Il primo preparato biologico osservato per mezzo di un microscopio elettronico è stato un virus…
Il primo preparato biologico osservato per mezzo di un microscopio elettronico è stato un virus, e più precisamente un batteriofago (cioè «che distrugge i batteri»). Oggi non c’è struttura o tessuto degli organismi animali e vegetali che non sia stato osservato e studiato a fondo per mezzo della microscopia elettronica.
Oltre alla complessa struttura del virus, la microscopia elettronica ha permesso di scoprire gli organelli cellulari, che hanno dimensioni inferiori al potere risolutivo di un microscopio ottico. Il citoplasma della cellula eucariote si è così rivelato un universo estremamente complesso, formato da una complicata architettura di membrane e da svariati organelli cellulari: mitocondri, ribosomi, lisosomi, apparato di Golgi, centrioli, solo per elencarne alcuni.
Anche il dna, se opportunamente trattato, è osservabile al microscopio elettronico; con questo tipo di indagine si è ad esempio scoperto che il dna dei batteri è formato da un unico filamento circolare.

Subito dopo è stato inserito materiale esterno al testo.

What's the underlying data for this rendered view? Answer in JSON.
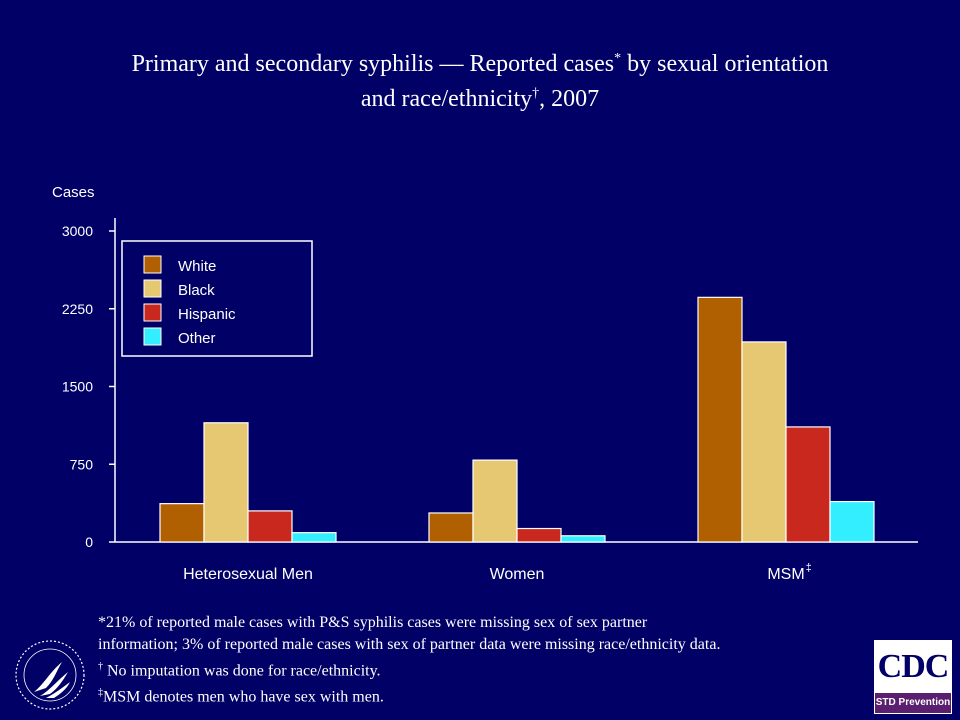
{
  "title": {
    "line1_part1": "Primary and secondary syphilis — Reported cases",
    "line1_mark": "*",
    "line1_part2": " by sexual orientation",
    "line2_part1": "and race/ethnicity",
    "line2_mark": "†",
    "line2_part2": ", 2007"
  },
  "colors": {
    "background": "#000066",
    "axis": "#ffffff"
  },
  "chart_data": {
    "type": "bar",
    "ylabel": "Cases",
    "xlabel": "",
    "ylim": [
      0,
      3000
    ],
    "yticks": [
      0,
      750,
      1500,
      2250,
      3000
    ],
    "categories": [
      "Heterosexual Men",
      "Women",
      "MSM"
    ],
    "category_marks": [
      "",
      "",
      "‡"
    ],
    "legend_position": "top-left",
    "series": [
      {
        "name": "White",
        "color": "#b06000",
        "values": [
          370,
          280,
          2360
        ]
      },
      {
        "name": "Black",
        "color": "#e6c873",
        "values": [
          1150,
          790,
          1930
        ]
      },
      {
        "name": "Hispanic",
        "color": "#c8281e",
        "values": [
          300,
          130,
          1110
        ]
      },
      {
        "name": "Other",
        "color": "#33eeff",
        "values": [
          90,
          60,
          390
        ]
      }
    ]
  },
  "footnotes": {
    "note1_mark": "*",
    "note1_line1": "21% of reported male cases with P&S syphilis cases were missing sex of sex partner",
    "note1_line2": "information; 3% of reported male cases with sex of partner data were missing race/ethnicity data.",
    "note2_mark": "†",
    "note2_text": " No imputation was done for race/ethnicity.",
    "note3_mark": "‡",
    "note3_text": "MSM denotes men who have sex with men."
  },
  "logos": {
    "cdc_text": "CDC",
    "cdc_subtext": "STD Prevention"
  }
}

Nel campo della virologia, la microscopia elettronica ha fornito un contributo determinante permettendo spesso la scoperta dell’agente virale responsabile di una certa malattia. La metodologia consiste nel prelevare dall’individuo ammalato dei campioni di tessuto (sangue o fegato o cervello a seconda della sintomatologia della malattia) e di indagarli per mezzo della microscopia elettronica nel tentativo di scoprire l’eventuale presenza di particelle virali, che in alcune fasi del loro ciclo replicativo sono molto numerose e quindi facili da osservare. Così è stato individuato anche il virus Hiv, responsabile dell’aids.
La preparazione dei materiali biologici per l’osservazione al microscopio elettronico per trasmissione è un’operazione lunga e laboriosa.

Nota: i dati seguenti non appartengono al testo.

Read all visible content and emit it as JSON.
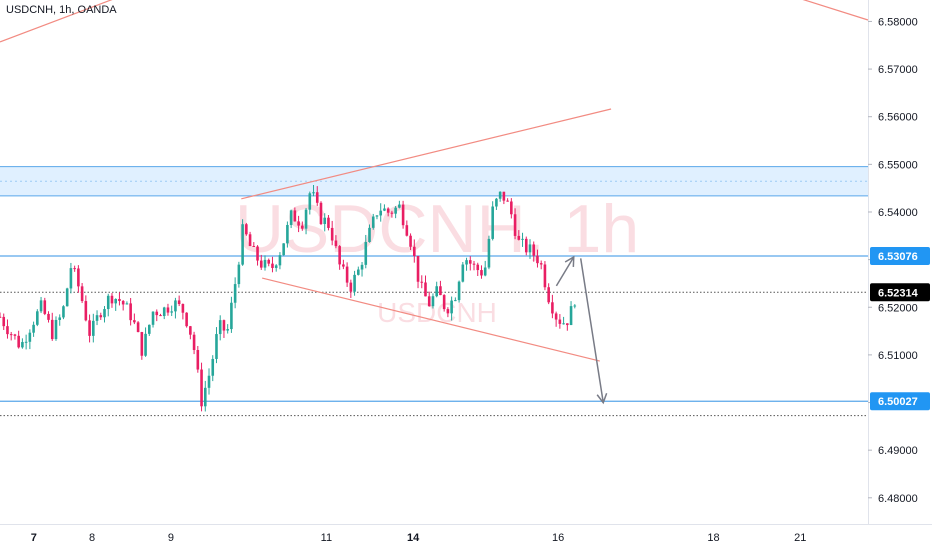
{
  "header": {
    "symbol_line": "USDCNH, 1h, OANDA"
  },
  "watermark": {
    "main": "USDCNH, 1h",
    "sub": "USDCNH"
  },
  "colors": {
    "up": "#26a69a",
    "down": "#ef5350",
    "up_candle": "#26a69a",
    "down_candle": "#e91e63",
    "zone_fill": "#d6ebff",
    "zone_line": "#5aa7ea",
    "level_line": "#5aa7ea",
    "trend_line": "#f28b82",
    "arrow": "#787b86",
    "current_price_bg": "#000000",
    "level_tag_bg": "#2196f3"
  },
  "chart_data": {
    "type": "candlestick",
    "symbol": "USDCNH",
    "interval": "1h",
    "source": "OANDA",
    "y_axis": {
      "ylim": [
        6.4745,
        6.5845
      ],
      "ticks": [
        "6.58000",
        "6.57000",
        "6.56000",
        "6.55000",
        "6.54000",
        "6.53000",
        "6.52000",
        "6.51000",
        "6.50000",
        "6.49000",
        "6.48000"
      ]
    },
    "x_axis": {
      "ticks": [
        {
          "label": "7",
          "bold": true,
          "pos": 0.039
        },
        {
          "label": "8",
          "bold": false,
          "pos": 0.106
        },
        {
          "label": "9",
          "bold": false,
          "pos": 0.197
        },
        {
          "label": "11",
          "bold": false,
          "pos": 0.376
        },
        {
          "label": "14",
          "bold": true,
          "pos": 0.476
        },
        {
          "label": "16",
          "bold": false,
          "pos": 0.643
        },
        {
          "label": "18",
          "bold": false,
          "pos": 0.822
        },
        {
          "label": "21",
          "bold": false,
          "pos": 0.922
        }
      ]
    },
    "price_tags": [
      {
        "label": "6.53076",
        "value": 6.53076,
        "kind": "level"
      },
      {
        "label": "6.52314",
        "value": 6.52314,
        "kind": "current"
      },
      {
        "label": "6.50027",
        "value": 6.50027,
        "kind": "level"
      }
    ],
    "zone": {
      "top": 6.54952,
      "bottom": 6.54338
    },
    "levels": [
      6.53076,
      6.50027
    ],
    "dotted_levels": [
      6.52314,
      6.49725
    ],
    "trendlines": [
      {
        "x1": 0.0,
        "y1": 6.5757,
        "x2": 0.135,
        "y2": 6.585
      },
      {
        "x1": 0.92,
        "y1": 6.5849,
        "x2": 1.0,
        "y2": 6.5803
      },
      {
        "x1": 0.278,
        "y1": 6.54277,
        "x2": 0.704,
        "y2": 6.56162
      },
      {
        "x1": 0.302,
        "y1": 6.52612,
        "x2": 0.691,
        "y2": 6.50871
      }
    ],
    "arrows": [
      {
        "from": [
          0.641,
          6.52449
        ],
        "to": [
          0.661,
          6.53056
        ]
      },
      {
        "from": [
          0.669,
          6.53026
        ],
        "to": [
          0.695,
          6.49997
        ]
      }
    ],
    "close_series": [
      {
        "t": 0.0,
        "c": 6.518
      },
      {
        "t": 0.012,
        "c": 6.5148
      },
      {
        "t": 0.024,
        "c": 6.5118
      },
      {
        "t": 0.036,
        "c": 6.5165
      },
      {
        "t": 0.048,
        "c": 6.5201
      },
      {
        "t": 0.06,
        "c": 6.5146
      },
      {
        "t": 0.072,
        "c": 6.5186
      },
      {
        "t": 0.082,
        "c": 6.5288
      },
      {
        "t": 0.092,
        "c": 6.5235
      },
      {
        "t": 0.104,
        "c": 6.5141
      },
      {
        "t": 0.116,
        "c": 6.5194
      },
      {
        "t": 0.128,
        "c": 6.5225
      },
      {
        "t": 0.14,
        "c": 6.5212
      },
      {
        "t": 0.152,
        "c": 6.518
      },
      {
        "t": 0.164,
        "c": 6.5108
      },
      {
        "t": 0.176,
        "c": 6.5191
      },
      {
        "t": 0.188,
        "c": 6.5194
      },
      {
        "t": 0.2,
        "c": 6.521
      },
      {
        "t": 0.212,
        "c": 6.5191
      },
      {
        "t": 0.222,
        "c": 6.5133
      },
      {
        "t": 0.232,
        "c": 6.5003
      },
      {
        "t": 0.242,
        "c": 6.5065
      },
      {
        "t": 0.252,
        "c": 6.5159
      },
      {
        "t": 0.262,
        "c": 6.5149
      },
      {
        "t": 0.272,
        "c": 6.5263
      },
      {
        "t": 0.28,
        "c": 6.5365
      },
      {
        "t": 0.29,
        "c": 6.5319
      },
      {
        "t": 0.3,
        "c": 6.5293
      },
      {
        "t": 0.312,
        "c": 6.5278
      },
      {
        "t": 0.324,
        "c": 6.5323
      },
      {
        "t": 0.336,
        "c": 6.5394
      },
      {
        "t": 0.348,
        "c": 6.5378
      },
      {
        "t": 0.358,
        "c": 6.5447
      },
      {
        "t": 0.368,
        "c": 6.5391
      },
      {
        "t": 0.38,
        "c": 6.5371
      },
      {
        "t": 0.392,
        "c": 6.5282
      },
      {
        "t": 0.404,
        "c": 6.5244
      },
      {
        "t": 0.414,
        "c": 6.528
      },
      {
        "t": 0.424,
        "c": 6.5346
      },
      {
        "t": 0.436,
        "c": 6.541
      },
      {
        "t": 0.448,
        "c": 6.5399
      },
      {
        "t": 0.46,
        "c": 6.5411
      },
      {
        "t": 0.472,
        "c": 6.5349
      },
      {
        "t": 0.484,
        "c": 6.5243
      },
      {
        "t": 0.494,
        "c": 6.5207
      },
      {
        "t": 0.504,
        "c": 6.5232
      },
      {
        "t": 0.514,
        "c": 6.5196
      },
      {
        "t": 0.524,
        "c": 6.5223
      },
      {
        "t": 0.534,
        "c": 6.5309
      },
      {
        "t": 0.546,
        "c": 6.5284
      },
      {
        "t": 0.558,
        "c": 6.5271
      },
      {
        "t": 0.568,
        "c": 6.5408
      },
      {
        "t": 0.578,
        "c": 6.544
      },
      {
        "t": 0.588,
        "c": 6.5403
      },
      {
        "t": 0.598,
        "c": 6.5333
      },
      {
        "t": 0.61,
        "c": 6.532
      },
      {
        "t": 0.622,
        "c": 6.5298
      },
      {
        "t": 0.632,
        "c": 6.5224
      },
      {
        "t": 0.642,
        "c": 6.5176
      },
      {
        "t": 0.65,
        "c": 6.5169
      },
      {
        "t": 0.656,
        "c": 6.5178
      },
      {
        "t": 0.664,
        "c": 6.5231
      }
    ]
  }
}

Uno dei primi problemi da risolvere è stato come ottenere sezioni abbastanza sottili da poter essere attraversate dagli elettroni.

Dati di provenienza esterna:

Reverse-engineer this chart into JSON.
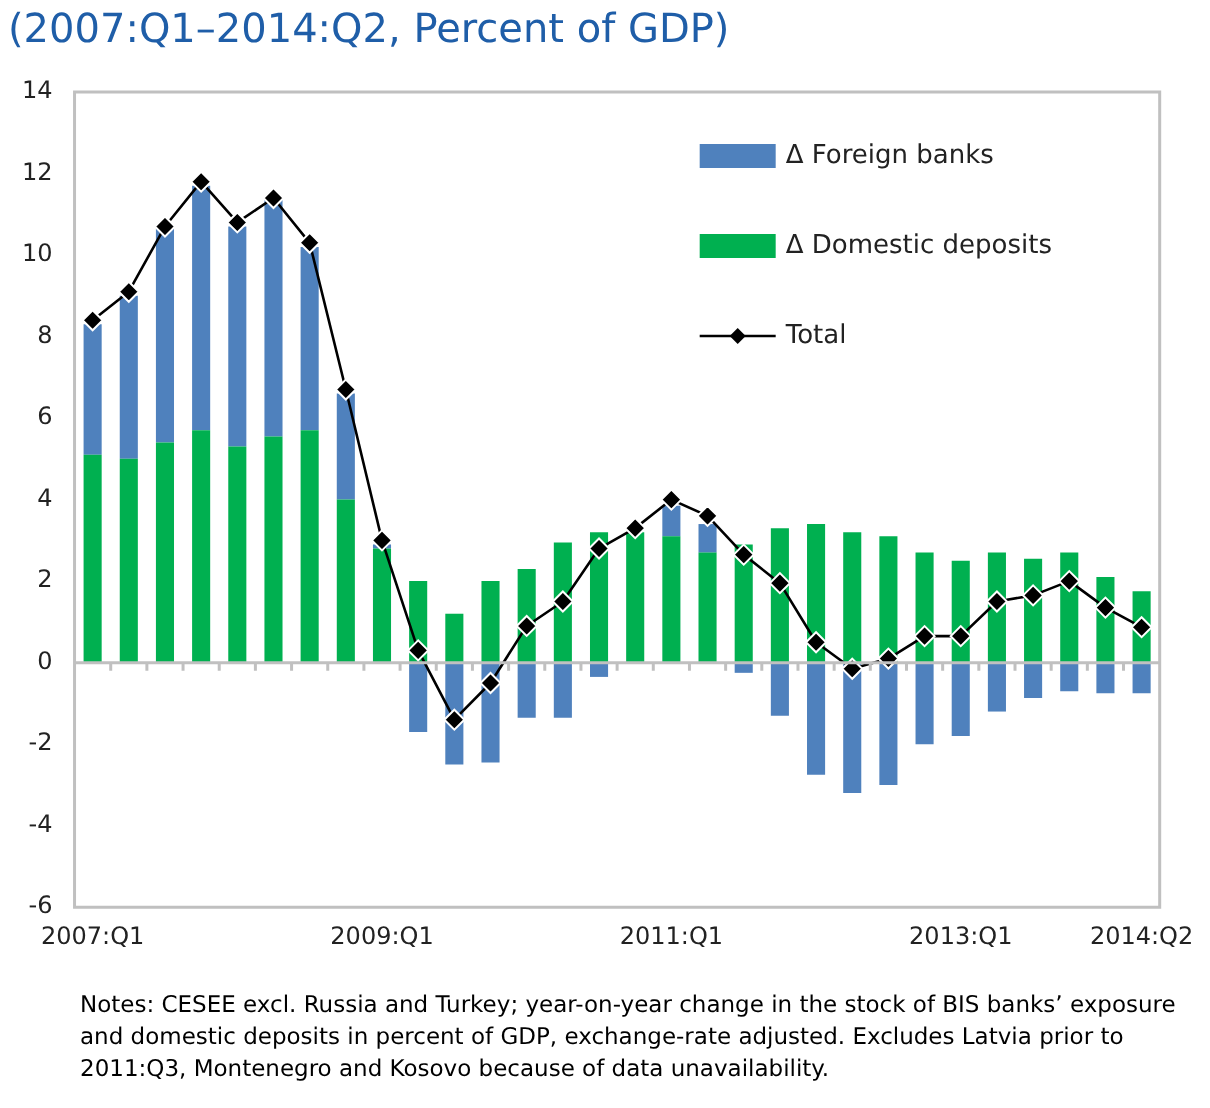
{
  "chart_data": {
    "type": "bar",
    "stacked": true,
    "title": "(2007:Q1–2014:Q2, Percent of GDP)",
    "categories": [
      "2007:Q1",
      null,
      null,
      null,
      null,
      null,
      null,
      null,
      "2009:Q1",
      null,
      null,
      null,
      null,
      null,
      null,
      null,
      "2011:Q1",
      null,
      null,
      null,
      null,
      null,
      null,
      null,
      "2013:Q1",
      null,
      null,
      null,
      null,
      "2014:Q2"
    ],
    "series": [
      {
        "name": "Δ Domestic deposits",
        "color": "#00b050",
        "values": [
          5.1,
          5.0,
          5.4,
          5.7,
          5.3,
          5.55,
          5.7,
          4.0,
          2.8,
          2.0,
          1.2,
          2.0,
          2.3,
          2.95,
          3.2,
          3.2,
          3.1,
          2.7,
          2.9,
          3.3,
          3.4,
          3.2,
          3.1,
          2.7,
          2.5,
          2.7,
          2.55,
          2.7,
          2.1,
          1.75
        ]
      },
      {
        "name": "Δ Foreign banks",
        "color": "#4f81bd",
        "values": [
          3.2,
          4.0,
          5.3,
          6.0,
          5.4,
          5.8,
          4.5,
          2.6,
          0.1,
          -1.7,
          -2.5,
          -2.45,
          -1.35,
          -1.35,
          -0.35,
          null,
          0.75,
          0.7,
          -0.25,
          -1.3,
          -2.75,
          -3.2,
          -3.0,
          -2.0,
          -1.8,
          -1.2,
          -0.87,
          -0.7,
          -0.75,
          -0.75
        ]
      },
      {
        "name": "Total",
        "type": "line",
        "color": "#000000",
        "marker": "diamond",
        "values": [
          8.4,
          9.1,
          10.7,
          11.8,
          10.8,
          11.4,
          10.3,
          6.7,
          3.0,
          0.3,
          -1.4,
          -0.5,
          0.9,
          1.5,
          2.8,
          3.3,
          4.0,
          3.6,
          2.65,
          1.95,
          0.5,
          -0.15,
          0.1,
          0.65,
          0.65,
          1.5,
          1.65,
          2.0,
          1.35,
          0.87
        ]
      }
    ],
    "ylim": [
      -6,
      14
    ],
    "yticks": [
      -6,
      -4,
      -2,
      0,
      2,
      4,
      6,
      8,
      10,
      12,
      14
    ],
    "legend": "top right",
    "annotations": [
      "Notes: CESEE excl. Russia and Turkey; year-on-year change in the stock of BIS banks’ exposure and domestic deposits in percent of GDP, exchange-rate adjusted. Excludes Latvia prior to 2011:Q3, Montenegro and Kosovo because of data unavailability."
    ]
  }
}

Un altro problema è stato quello di aumentare il contrasto, cioè di colorare il preparato. Infatti, nell’attraversare la materia, gli elettroni vengono assorbiti o deviati dagli atomi più grossi, e ciò crea un contrasto tra regioni chiare, con un certo tipo di struttura, e regioni scure. Nelle cellule, gli atomi di carbonio, ossigeno, azoto, fosforo, per non parlare dell’idrogeno, sono tutti di piccole dimensioni, incapaci di assorbire gli elettroni. La tecnica che è stata messa a punto per l’osservazione di sezioni sottili si basa sulle seguenti fasi:
- a) Fissazione, colorazione e inclusione: il campione da esaminare viene immerso in sostanze che fissano (e quindi uccidono) le cellule, bloccandone ogni attività e impedendo anche l’inizio dei processi putrefattivi; viene poi trattato con speciali coloranti, composti di metalli pesanti i cui grossi atomi sono in grado di assorbire o deviare gli elettroni; successivamente il campione fissato viene incluso in una resina termoindurente, cioè in una sostanza che è fluida a temperatura ambiente e indurisce al calore. Una volta che la resina si è indurita, il campione si trova inserito in un blocchetto duro e rigido che può essere tagliato in sezioni molto sottili.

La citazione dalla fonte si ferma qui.